De acordo com o inquérito Global Youth Tobacco Survey (GYTS), conduzido pela Organização Mundial da Saúde (OMS) em 2019, cerca de 37% dos jovens timorenses fumam. Estes dados colocam Timor-Leste no terceiro lugar entre os países do Sudeste Asiático com maior prevalência de consumo de tabaco entre jovens. O estudo revela que quatro em cada dez estudantes, com idades entre os 13 e os 15 anos, têm o hábito de fumar — um sinal alarmante para a saúde pública.

Segundo o The Tobacco Atlas, uma plataforma desenvolvida em parceria entre a Vital Strategies e a Tobacconomics da Universidade Johns Hopkins, Timor-Leste continua a apresentar níveis elevados de consumo de tabaco, com sérias implicações para a saúde pública.

Os dados de 2022 indicam que cerca de 30,8% da população adulta timorense é fumadora.
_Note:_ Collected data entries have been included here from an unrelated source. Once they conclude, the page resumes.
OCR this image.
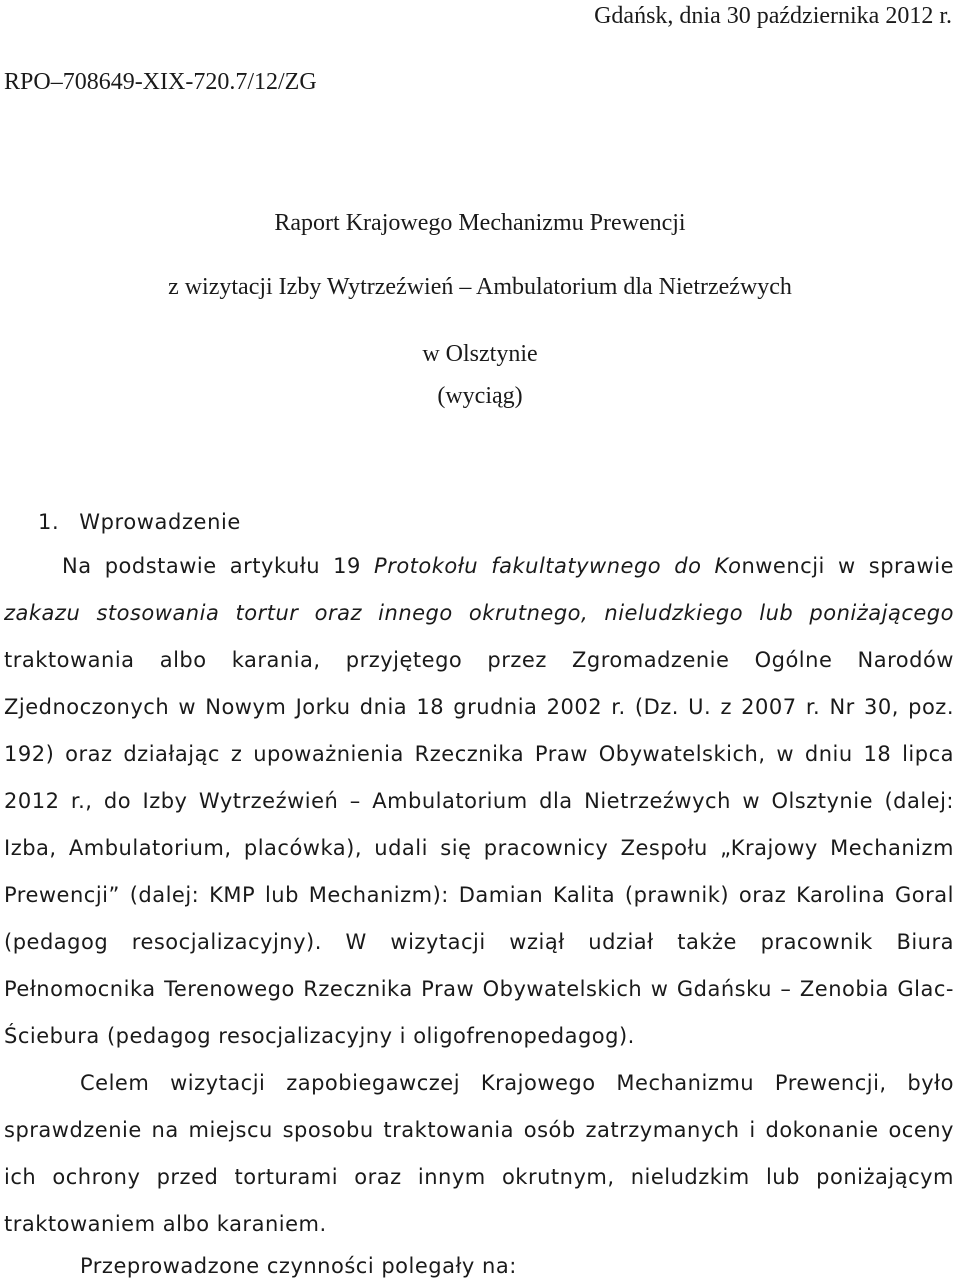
Gdańsk, dnia 30 października 2012 r.
RPO–708649-XIX-720.7/12/ZG
Raport Krajowego Mechanizmu Prewencji
z wizytacji Izby Wytrzeźwień – Ambulatorium dla Nietrzeźwych
w Olsztynie
(wyciąg)
1. Wprowadzenie
Na podstawie artykułu 19 Protokołu fakultatywnego do Konwencji w sprawie zakazu stosowania tortur oraz innego okrutnego, nieludzkiego lub poniżającego traktowania albo karania, przyjętego przez Zgromadzenie Ogólne Narodów Zjednoczonych w Nowym Jorku dnia 18 grudnia 2002 r. (Dz. U. z 2007 r. Nr 30, poz. 192) oraz działając z upoważnienia Rzecznika Praw Obywatelskich, w dniu 18 lipca 2012 r., do Izby Wytrzeźwień – Ambulatorium dla Nietrzeźwych w Olsztynie (dalej: Izba, Ambulatorium, placówka), udali się pracownicy Zespołu „Krajowy Mechanizm Prewencji” (dalej: KMP lub Mechanizm): Damian Kalita (prawnik) oraz Karolina Goral (pedagog resocjalizacyjny). W wizytacji wziął udział także pracownik Biura Pełnomocnika Terenowego Rzecznika Praw Obywatelskich w Gdańsku – Zenobia Glac-Ściebura (pedagog resocjalizacyjny i oligofrenopedagog).
Celem wizytacji zapobiegawczej Krajowego Mechanizmu Prewencji, było sprawdzenie na miejscu sposobu traktowania osób zatrzymanych i dokonanie oceny ich ochrony przed torturami oraz innym okrutnym, nieludzkim lub poniżającym traktowaniem albo karaniem.
Przeprowadzone czynności polegały na:
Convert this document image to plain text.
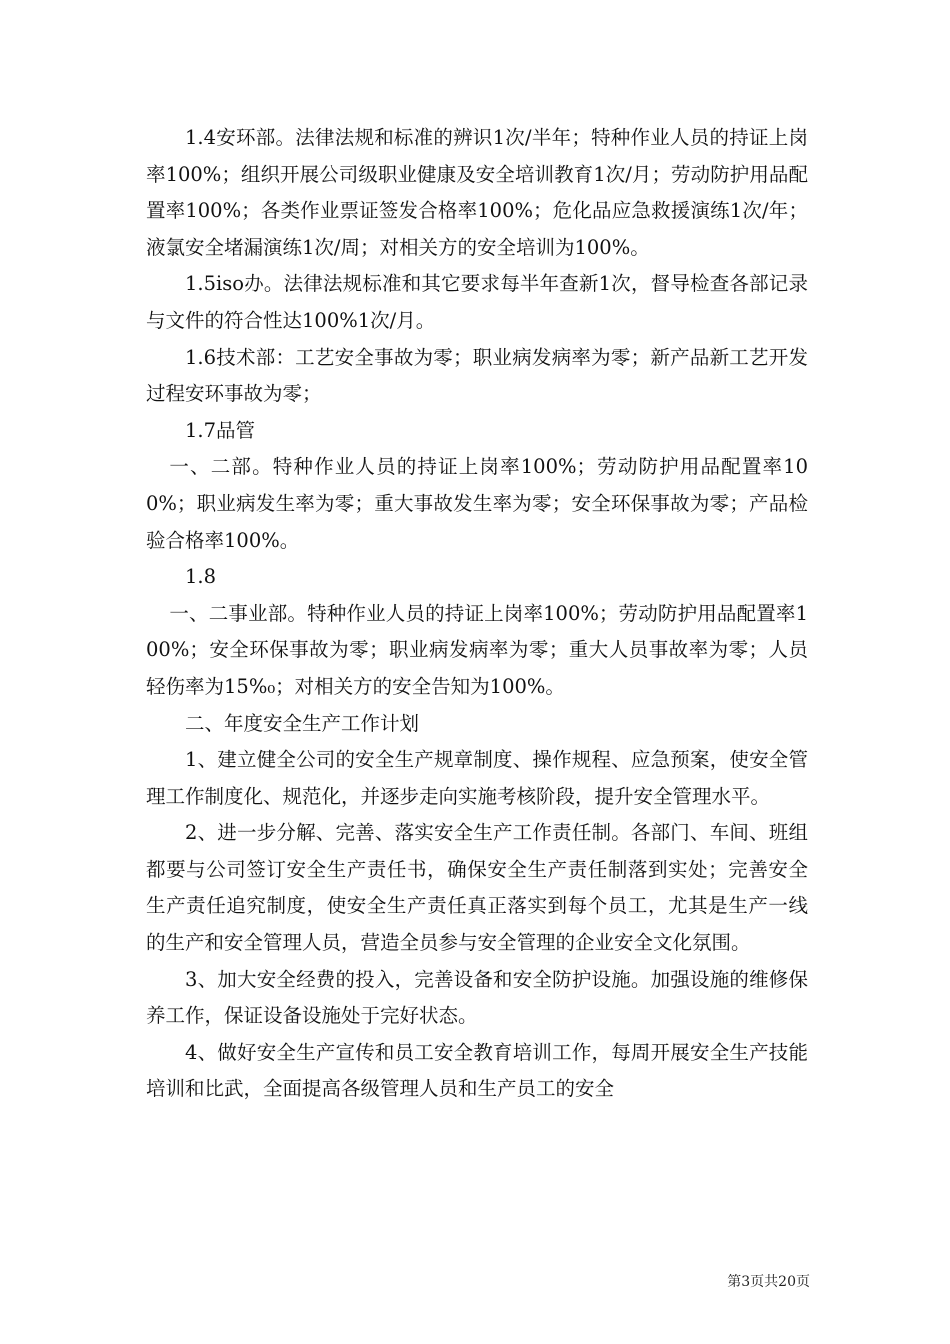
1.4安环部。法律法规和标准的辨识1次/半年；特种作业人员的持证上岗率100%；组织开展公司级职业健康及安全培训教育1次/月；劳动防护用品配置率100%；各类作业票证签发合格率100%；危化品应急救援演练1次/年；液氯安全堵漏演练1次/周；对相关方的安全培训为100%。

1.5iso办。法律法规标准和其它要求每半年查新1次，督导检查各部记录与文件的符合性达100%1次/月。

1.6技术部：工艺安全事故为零；职业病发病率为零；新产品新工艺开发过程安环事故为零；

1.7品管

一、二部。特种作业人员的持证上岗率100%；劳动防护用品配置率100%；职业病发生率为零；重大事故发生率为零；安全环保事故为零；产品检验合格率100%。

1.8

一、二事业部。特种作业人员的持证上岗率100%；劳动防护用品配置率100%；安全环保事故为零；职业病发病率为零；重大人员事故率为零；人员轻伤率为15%₀；对相关方的安全告知为100%。

二、年度安全生产工作计划

1、建立健全公司的安全生产规章制度、操作规程、应急预案，使安全管理工作制度化、规范化，并逐步走向实施考核阶段，提升安全管理水平。

2、进一步分解、完善、落实安全生产工作责任制。各部门、车间、班组都要与公司签订安全生产责任书，确保安全生产责任制落到实处；完善安全生产责任追究制度，使安全生产责任真正落实到每个员工，尤其是生产一线的生产和安全管理人员，营造全员参与安全管理的企业安全文化氛围。

3、加大安全经费的投入，完善设备和安全防护设施。加强设施的维修保养工作，保证设备设施处于完好状态。

4、做好安全生产宣传和员工安全教育培训工作，每周开展安全生产技能培训和比武，全面提高各级管理人员和生产员工的安全

第3页共20页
Entre os mais jovens, a situação também é preocupante: 22,9% dos adolescentes consomem produtos de tabaco.

O impacto do tabagismo vai muito além do comportamento individual — estima-se que 10,5% de todas as mortes no país estejam diretamente associadas ao consumo de tabaco, representando uma carga significativa para o sistema nacional de saúde.

O The Tobacco Atlas é uma plataforma online gratuita que avalia a dimensão e as consequências da epidemia global do tabaco e disponibiliza soluções baseadas em evidência científica para apoiar os países na implementação de políticas eficazes de controlo do tabaco.

O Diligente contactou o Ministério da Saúde para obter esclarecimentos sobre a fraca aplicação da legislação antitabaco e para saber que medidas estão previstas no combate ao consumo de tabaco em locais públicos. Até ao momento da publicação desta reportagem, não foi recebida qualquer resposta.

Em Timor-Leste, a lei que proíbe fumar em espaços públicos fechados existe, mas continua a ser amplamente desrespeitada. A ausência de fiscalização eficaz, a falta de sinalização e a normalização social do consumo de tabaco, mesmo entre menores, contribuem para uma realidade que contraria os esforços internacionais de controlo do tabagismo. Testemunhos de cidadãos, estudos da ANCTTL e dados da OMS evidenciam os riscos para a saúde pública, sobretudo através da exposição ao fumo passivo. Com o Dia Mundial Sem Tabaco a assinalar-se a 31 de maio, permanece por cumprir o desafio de garantir ambientes livres de fumo em Timor-Leste.